A las 10,51 de la mañana, entre dos ataques de bombarderos soviéticos (desde el 16 de abril los aviones ingleses y americanos han desaparecido del cielo de Berlín), cesa el suministro de energía eléctrica para usos domésticos. Volverá, sólo por diecinueve minutos, cuatro días después, y luego faltará hasta el final de la batalla.

El burgomaestre Liffert da orden de que, a la llegada de los rusos, sean destruidas las instalaciones de gas, de electricidad y de agua. La población recibe la “ración de urgencia”, que deberá durar ocho días: un kilo de salchichas, 250 gramos de arroz. 250 de guisantes (o alubias) secos, una caja de verduras, un kilo de azúcar, 30 gramos de café y un paquete de sucedáneos.

En el bunker de la Cancillería –mientras que en la ciudad nadie sabe con precisión si Hitler está en Berlín- se reúnen los jefes del Tercer Reich para la recepción en honor de los cincuenta y seis años del Führer. Está presente Eva Braun, llegada de Munich desde el domingo 15. Todos insisten en que Hitler salga en seguida para Baviera. Pero el Führer está indeciso, no se pronuncia, y afirma que los rusos “sufrirán su más sangrienta derrota precisamente delante de Berlín”. Cuando por la tarde Goering, Himmler y Von Ribbentrop dejan la ciudad, y se despiden de su jefe, al que nunca volverán a ver, Hitler confía a Jodl. “Combatiré mientras combatan los incondicionales que me rodean, y luego me pegaré un tiro”.

A la misma hora (las 18,00), Koniev se apodera de Zossen, a 29 kilómetros de la capital, mientras que los carros rusos del IX Cuerpo de Zukov se acercan a Treptow y en la esquina de la Frankfürterstrasse encuentran un cartel que dice:

“Ciudad de Berlín Ciudad del diablo”. Zukov ha desbaratado y envuelto con las alas de su despliegue al IX Ejército alemán, impidiéndole así un replieguesobre la capital.

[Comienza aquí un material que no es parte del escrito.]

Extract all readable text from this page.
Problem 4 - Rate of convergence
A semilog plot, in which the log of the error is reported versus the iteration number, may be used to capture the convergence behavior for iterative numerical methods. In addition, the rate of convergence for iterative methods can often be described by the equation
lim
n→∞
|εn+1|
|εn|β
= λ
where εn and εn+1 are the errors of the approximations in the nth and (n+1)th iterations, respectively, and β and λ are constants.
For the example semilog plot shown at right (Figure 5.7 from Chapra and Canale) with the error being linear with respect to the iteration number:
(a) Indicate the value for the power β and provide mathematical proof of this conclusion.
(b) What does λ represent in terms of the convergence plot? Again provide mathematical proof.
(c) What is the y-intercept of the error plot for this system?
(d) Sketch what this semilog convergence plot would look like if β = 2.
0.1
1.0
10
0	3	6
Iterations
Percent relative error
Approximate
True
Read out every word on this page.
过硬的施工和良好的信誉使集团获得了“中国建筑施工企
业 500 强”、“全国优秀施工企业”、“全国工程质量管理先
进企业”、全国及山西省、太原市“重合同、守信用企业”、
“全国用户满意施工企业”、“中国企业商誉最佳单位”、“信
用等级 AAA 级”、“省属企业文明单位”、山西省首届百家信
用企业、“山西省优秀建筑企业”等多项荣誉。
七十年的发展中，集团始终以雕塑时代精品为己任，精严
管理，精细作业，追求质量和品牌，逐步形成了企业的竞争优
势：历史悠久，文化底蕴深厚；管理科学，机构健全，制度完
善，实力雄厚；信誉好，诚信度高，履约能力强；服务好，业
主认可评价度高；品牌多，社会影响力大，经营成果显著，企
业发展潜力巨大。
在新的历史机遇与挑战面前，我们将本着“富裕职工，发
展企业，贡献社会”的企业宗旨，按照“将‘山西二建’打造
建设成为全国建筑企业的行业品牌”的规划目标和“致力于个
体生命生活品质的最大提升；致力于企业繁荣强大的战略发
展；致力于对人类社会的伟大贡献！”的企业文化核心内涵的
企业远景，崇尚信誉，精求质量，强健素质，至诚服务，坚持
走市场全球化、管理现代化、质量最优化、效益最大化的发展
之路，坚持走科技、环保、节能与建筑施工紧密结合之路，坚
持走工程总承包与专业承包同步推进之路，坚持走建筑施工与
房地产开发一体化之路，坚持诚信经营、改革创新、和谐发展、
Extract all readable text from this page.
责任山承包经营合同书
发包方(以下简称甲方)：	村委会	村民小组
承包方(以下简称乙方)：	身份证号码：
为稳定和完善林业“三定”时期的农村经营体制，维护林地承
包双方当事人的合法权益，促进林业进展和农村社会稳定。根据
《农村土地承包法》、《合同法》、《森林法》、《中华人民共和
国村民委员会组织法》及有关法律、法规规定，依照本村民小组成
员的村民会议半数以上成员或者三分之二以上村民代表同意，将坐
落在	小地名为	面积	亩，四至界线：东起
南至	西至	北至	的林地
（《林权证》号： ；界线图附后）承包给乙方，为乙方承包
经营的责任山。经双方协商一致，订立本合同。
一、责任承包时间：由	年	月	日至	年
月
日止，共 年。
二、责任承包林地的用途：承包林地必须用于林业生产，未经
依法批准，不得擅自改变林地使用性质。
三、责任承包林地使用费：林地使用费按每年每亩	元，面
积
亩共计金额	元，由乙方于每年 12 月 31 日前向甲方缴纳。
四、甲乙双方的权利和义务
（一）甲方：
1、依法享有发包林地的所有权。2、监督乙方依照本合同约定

Al mediodía del sábado 21, bajo una violenta lluvia, sus vanguardias están a la vista de Pankow, Weissensee, Lichtenberg y Friedrichshain, suburbios al nordeste de Berlín. En la ciudad va aumentando el caos por las largas columnas de fugitivos, con carros, caballos y equipajes, que llegan continuamente de Prusia y de las provincias del Oder.

En las tiendas se venden géneros alimenticios sin cartillas de racionamiento. Ante las fuentes públicas hay largas colas de mujeres. La gente corre de un sótano a otro en busca de parientes, de niños, de amigos. Las granadas de artillería llueven sin tregua, y por todas partes estallan los incendios. Como falta el agua, los bomberos se limitan a salvar a la gente enterrada en las casas derrumbadas.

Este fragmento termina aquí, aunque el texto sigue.